リアルタイムの状況としては、キースとアニタの逮捕と裁判、ストーンズの乱痴気ライプ、さらに当時のカナダ首相夫人とロニーやミックとの火遊び的なスキャンダル、打ち上げパーティに参加した各方面の著名人達が巻き込まれていく様々な醜聞……等々が、世界各国でトップニュースとして報道されていました。

そして一番の問題はキースの行く末!?!

今となっては温情判決でストーンズも存続出来たのですから、懐かしくもホロ苦い思い出かもしれませんが、当時は完全に袋小路だったのです。

そんなこんなも含めて聴く今回のブツは、やっぱり味わい深いものがありますし、何よりも世界最高のロックバンドはストーンズ! それを痛感させてくれますよ♪♪~♪ ここでのライプで楽しめる毒々しいまでの雰囲気とノリは、本当に唯一無二だと思います。

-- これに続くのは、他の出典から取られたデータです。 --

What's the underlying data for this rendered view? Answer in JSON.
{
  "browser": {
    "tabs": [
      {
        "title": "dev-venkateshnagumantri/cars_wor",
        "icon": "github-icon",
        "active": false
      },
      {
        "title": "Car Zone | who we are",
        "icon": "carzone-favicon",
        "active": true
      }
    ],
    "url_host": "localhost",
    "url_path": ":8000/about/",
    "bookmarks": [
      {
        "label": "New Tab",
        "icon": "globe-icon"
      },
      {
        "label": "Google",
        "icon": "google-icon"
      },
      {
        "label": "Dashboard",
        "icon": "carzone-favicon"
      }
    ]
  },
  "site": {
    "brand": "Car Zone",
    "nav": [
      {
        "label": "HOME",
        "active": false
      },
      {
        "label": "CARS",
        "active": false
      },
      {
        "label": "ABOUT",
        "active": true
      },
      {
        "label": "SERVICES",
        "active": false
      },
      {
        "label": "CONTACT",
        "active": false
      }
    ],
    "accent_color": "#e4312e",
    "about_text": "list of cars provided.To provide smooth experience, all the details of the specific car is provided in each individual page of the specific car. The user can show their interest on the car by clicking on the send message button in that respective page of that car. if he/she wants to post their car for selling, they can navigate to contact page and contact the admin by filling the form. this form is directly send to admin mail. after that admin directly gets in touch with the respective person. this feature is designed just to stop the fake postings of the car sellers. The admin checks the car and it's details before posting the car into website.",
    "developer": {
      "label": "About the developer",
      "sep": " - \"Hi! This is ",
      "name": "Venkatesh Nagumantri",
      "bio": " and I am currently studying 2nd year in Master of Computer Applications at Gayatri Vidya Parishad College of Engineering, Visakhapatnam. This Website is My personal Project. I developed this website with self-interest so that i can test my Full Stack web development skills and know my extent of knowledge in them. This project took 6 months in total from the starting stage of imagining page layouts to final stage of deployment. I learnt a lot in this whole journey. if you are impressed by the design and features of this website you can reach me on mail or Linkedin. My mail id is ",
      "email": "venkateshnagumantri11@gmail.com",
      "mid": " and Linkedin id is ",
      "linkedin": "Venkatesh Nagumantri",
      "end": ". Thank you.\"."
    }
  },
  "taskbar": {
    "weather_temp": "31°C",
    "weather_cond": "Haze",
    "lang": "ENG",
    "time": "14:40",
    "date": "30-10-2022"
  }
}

ちなみに当時の幸運な観客は、カナダのラジオ局が主催した「私はどうしてストーンズとパーティへ行きたいのか?」という懸賞論文の当選通過者が、300人ぽっきり! もしタイムマシンがあったとしても、当日のモカンボクラブへは入場が不可能ですから、こういう発掘プートが、限りなく愛おしいわけです。

願わくば、この歴史的な名演ライプ2日間のコンプリート音源が出ますようにと、ますます祈念するばかりです。